Penso em Lélia Abramo como personagem. Personagem do século XX. Trouxe consigo as marcas desse século de agonia e paixão: mulher, militante dos movimentos sociais, nas ruas e no palco, herdeira da tradição libertária dos anarquistas e socialistas, além de trazer no sobrenome – Abramo -, quem sabe o selo de uma longínqua da ascendência judaica, o que terá provocado não poucas angústias durante o período da segunda grande Guerra, quando viveu na Itália, sob o regime fascista de Mussolini.

Talvez pensá-la como personagem produza um certo distanciamento. Aquele entre a nossa paixão de espectadores e o universo simbólico que encarna uma atriz como Lélia, quando sobe ao palco de “Eles não usam black-tie”, ou no momento em que assina a ata de fundação do Partido dos Trabalhadores, no 11 de fevereiro de 1980. Em ambos os momentos exprime a verdade profunda que atravessa sua vida: a vida de atriz. Ser e representar como um ato único e indivisível num mundo tragado pela contradição. Entender e assumir essa dilaceração como face essencial do teatro no mundo contemporâneo e, em particular, em um país submetido por décadas à tirania dos generais.

Não estamos, apenas, diante de uma militante que, para cumprir suas tarefas políticas de organizar e mobilizar sua categoria para o combate à censura e ao terror cultural, durante a ditadura, se faz, às vezes, de atriz. Estamos diante de uma atriz, das maiores, porque vive o que representa e representa o que vive e por isso falará de maneira permanente para a história do seu povo. Era, afinal, o que desejava.
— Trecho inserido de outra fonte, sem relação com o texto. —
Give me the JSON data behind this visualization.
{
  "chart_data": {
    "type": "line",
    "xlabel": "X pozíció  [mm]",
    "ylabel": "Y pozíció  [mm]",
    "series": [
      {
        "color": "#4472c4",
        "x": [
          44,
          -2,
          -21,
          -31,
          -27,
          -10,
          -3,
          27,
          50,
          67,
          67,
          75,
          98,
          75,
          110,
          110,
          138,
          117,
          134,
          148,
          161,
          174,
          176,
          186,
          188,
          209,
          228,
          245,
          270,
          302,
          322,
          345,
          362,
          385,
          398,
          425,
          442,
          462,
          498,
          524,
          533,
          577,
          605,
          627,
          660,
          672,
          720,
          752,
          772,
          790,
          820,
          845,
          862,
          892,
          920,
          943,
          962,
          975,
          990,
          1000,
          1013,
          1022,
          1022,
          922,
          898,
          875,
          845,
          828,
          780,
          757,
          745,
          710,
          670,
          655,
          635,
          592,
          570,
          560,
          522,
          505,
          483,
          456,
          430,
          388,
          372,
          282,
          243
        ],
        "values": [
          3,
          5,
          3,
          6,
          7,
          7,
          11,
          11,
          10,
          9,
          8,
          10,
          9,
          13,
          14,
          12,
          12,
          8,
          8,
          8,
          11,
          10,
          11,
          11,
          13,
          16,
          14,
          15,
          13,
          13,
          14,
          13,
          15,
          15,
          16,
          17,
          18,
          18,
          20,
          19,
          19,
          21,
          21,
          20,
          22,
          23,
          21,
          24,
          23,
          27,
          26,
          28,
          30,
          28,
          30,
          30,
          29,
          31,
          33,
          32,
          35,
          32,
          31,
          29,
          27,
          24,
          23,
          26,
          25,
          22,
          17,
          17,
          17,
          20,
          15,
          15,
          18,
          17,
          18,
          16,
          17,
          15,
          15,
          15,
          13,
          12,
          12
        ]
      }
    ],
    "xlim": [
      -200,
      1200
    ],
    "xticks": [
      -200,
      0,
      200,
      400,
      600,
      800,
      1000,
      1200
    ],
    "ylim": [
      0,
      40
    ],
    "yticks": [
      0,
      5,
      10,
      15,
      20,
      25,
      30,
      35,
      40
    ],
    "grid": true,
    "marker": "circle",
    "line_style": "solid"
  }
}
E cumpriu.

Recorro à Poesia, expressão que Lélia Abramo amava tanto, para nutrir sua memória:

“Ensinou-me o fogo
e a palavra.
Lavrou-me nos pés o roteiro
dos caminhos que percorrerei:
nenhuma dor visite a casa do meu irmão
sem se fazer lágrima nos meus olhos.
Nenhuma investida dos cavaleiros da morte
será silenciada.
E se vier a tortura ou a morte,
a marcha para o sol reunirá
os pedaços dispersos do meu corpo…
E o canto do povo sobre a cidade aberta
não me surpreenderá adormecida.”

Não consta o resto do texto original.